Koutsoukas Alexios, Monaghan Keith J, Li Xiaoli, Huan Jun
Department of Electrical Engineering and Computer Sciences, University of Kansas, Lawrence, KS, 66047-7621, USA.
J Cheminform. 2017 Jun 28;9(1):42. doi: 10.1186/s13321-017-0226-y.
In recent years, research in artificial neural networks has resurged, now under the deep-learning umbrella, and grown extremely popular. Recently reported success of DL techniques in crowd-sourced QSAR and predictive toxicology competitions has showcased these methods as powerful tools in drug-discovery and toxicology research. The aim of this work was dual, first large number of hyper-parameter configurations were explored to investigate how they affect the performance of DNNs and could act as starting points when tuning DNNs and second their performance was compared to popular methods widely employed in the field of cheminformatics namely Naïve Bayes, k-nearest neighbor, random forest and support vector machines.
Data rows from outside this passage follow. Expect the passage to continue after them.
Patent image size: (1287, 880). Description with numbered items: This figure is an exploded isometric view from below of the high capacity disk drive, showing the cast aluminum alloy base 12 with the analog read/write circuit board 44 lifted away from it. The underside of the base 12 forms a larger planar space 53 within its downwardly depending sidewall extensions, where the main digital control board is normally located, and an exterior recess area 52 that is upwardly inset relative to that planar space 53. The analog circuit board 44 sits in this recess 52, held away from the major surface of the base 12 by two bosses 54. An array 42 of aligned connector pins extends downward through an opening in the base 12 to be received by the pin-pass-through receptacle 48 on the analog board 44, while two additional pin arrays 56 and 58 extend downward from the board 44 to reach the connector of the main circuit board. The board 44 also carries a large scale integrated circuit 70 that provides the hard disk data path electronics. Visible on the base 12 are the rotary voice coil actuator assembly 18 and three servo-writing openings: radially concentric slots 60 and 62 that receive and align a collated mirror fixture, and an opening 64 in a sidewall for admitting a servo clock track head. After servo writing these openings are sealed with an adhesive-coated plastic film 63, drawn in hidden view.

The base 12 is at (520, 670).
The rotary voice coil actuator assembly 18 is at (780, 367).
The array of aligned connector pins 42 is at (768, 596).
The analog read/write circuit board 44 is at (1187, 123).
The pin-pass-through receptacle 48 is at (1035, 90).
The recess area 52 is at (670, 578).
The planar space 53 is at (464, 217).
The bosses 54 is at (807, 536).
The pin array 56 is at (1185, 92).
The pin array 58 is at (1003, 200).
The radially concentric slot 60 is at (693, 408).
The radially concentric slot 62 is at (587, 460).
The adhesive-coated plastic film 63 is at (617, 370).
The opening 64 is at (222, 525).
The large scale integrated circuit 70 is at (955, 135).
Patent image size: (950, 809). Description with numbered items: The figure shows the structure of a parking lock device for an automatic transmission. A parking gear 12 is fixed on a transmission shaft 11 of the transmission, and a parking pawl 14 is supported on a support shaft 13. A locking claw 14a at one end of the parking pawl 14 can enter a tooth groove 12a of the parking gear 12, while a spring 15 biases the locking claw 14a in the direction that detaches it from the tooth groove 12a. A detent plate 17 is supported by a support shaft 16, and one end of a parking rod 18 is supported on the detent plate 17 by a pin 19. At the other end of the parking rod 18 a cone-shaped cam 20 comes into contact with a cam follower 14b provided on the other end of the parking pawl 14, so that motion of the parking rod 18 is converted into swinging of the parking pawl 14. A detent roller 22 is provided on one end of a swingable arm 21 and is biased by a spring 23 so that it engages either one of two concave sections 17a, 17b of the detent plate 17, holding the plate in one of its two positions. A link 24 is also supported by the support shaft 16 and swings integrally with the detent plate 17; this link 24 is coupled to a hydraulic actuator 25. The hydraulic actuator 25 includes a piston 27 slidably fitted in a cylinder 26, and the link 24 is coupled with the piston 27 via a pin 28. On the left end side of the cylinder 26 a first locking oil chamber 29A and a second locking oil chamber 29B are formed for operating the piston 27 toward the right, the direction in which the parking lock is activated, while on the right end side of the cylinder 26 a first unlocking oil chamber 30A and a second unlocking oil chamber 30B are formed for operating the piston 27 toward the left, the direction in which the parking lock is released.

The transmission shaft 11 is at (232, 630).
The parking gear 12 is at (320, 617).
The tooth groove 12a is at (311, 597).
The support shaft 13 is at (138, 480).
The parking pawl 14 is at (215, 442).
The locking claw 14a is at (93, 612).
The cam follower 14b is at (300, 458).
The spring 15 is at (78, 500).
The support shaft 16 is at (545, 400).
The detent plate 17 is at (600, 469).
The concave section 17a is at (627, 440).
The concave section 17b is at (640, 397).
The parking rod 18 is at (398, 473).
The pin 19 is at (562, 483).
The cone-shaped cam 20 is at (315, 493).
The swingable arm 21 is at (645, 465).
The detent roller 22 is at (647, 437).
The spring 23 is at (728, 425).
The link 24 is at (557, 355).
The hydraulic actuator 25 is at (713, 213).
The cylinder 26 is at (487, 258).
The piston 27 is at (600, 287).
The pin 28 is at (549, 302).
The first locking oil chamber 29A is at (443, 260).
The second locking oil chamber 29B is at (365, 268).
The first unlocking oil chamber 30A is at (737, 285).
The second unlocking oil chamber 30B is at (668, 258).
Moreover, robustness of machine learning methods to different levels of artificially introduced noise was assessed. The open-source Caffe deep-learning framework and modern NVidia GPU units were utilized to carry out this study, allowing large number of DNN configurations to be explored.
We show that feed-forward deep neural networks are capable of achieving strong classification performance and outperform shallow methods across diverse activity classes when optimized. Hyper-parameters that were found to play critical role are the activation function, dropout regularization, number hidden layers and number of neurons. When compared to the rest methods, tuned DNNs were found to statistically outperform, with p value <0.01 based on Wilcoxon statistical test. DNN achieved on average MCC units of 0.149 higher than NB, 0.092 than kNN, 0.052 than SVM with linear kernel, 0.021 than RF and finally 0.009 higher than SVM with radial basis function kernel. When exploring robustness to noise, non-linear methods were found to perform well when dealing with low levels of noise, lower than or equal to 20%, however when dealing with higher levels of noise, higher than 30%, the Naïve Bayes method was found to perform well and even outperform at the highest level of noise 50% more sophisticated methods across several datasets.
近年来,人工神经网络的研究再度兴起,如今在深度学习的范畴下,变得极为流行。近期报道的深度学习技术在众包定量构效关系(QSAR)和预测毒理学竞赛中的成功,已将这些方法展示为药物发现和毒理学研究中的强大工具。这项工作的目标有两个,首先探索大量超参数配置,以研究它们如何影响深度神经网络(DNN)的性能,并在调整DNN时作为起点,其次将其性能与化学信息学领域广泛使用的常用方法(即朴素贝叶斯、k近邻、随机森林和支持向量机)进行比较。此外,还评估了机器学习方法对不同水平人工引入噪声的鲁棒性。利用开源的Caffe深度学习框架和现代英伟达GPU单元来开展这项研究,从而能够探索大量的DNN配置。
我们表明,前馈深度神经网络在经过优化后,能够实现强大的分类性能,并且在各种活性类别上优于浅层方法。被发现起关键作用的超参数是激活函数、随机失活正则化、隐藏层数和神经元数量。与其他方法相比,经调整的DNN在统计学上表现更优,基于威尔科克森统计检验,p值<0.01。DNN平均马修斯相关系数(MCC)单位比朴素贝叶斯高0.149,比k近邻高0.092,比线性核支持向量机高0.052,比随机森林高0.021,最终比径向基函数核支持向量机高0.009。在探索对噪声的鲁棒性时,发现非线性方法在处理低于或等于20%的低水平噪声时表现良好,然而在处理高于30%的高水平噪声时,朴素贝叶斯方法表现良好,甚至在最高噪声水平50%时优于几个数据集中更复杂的方法。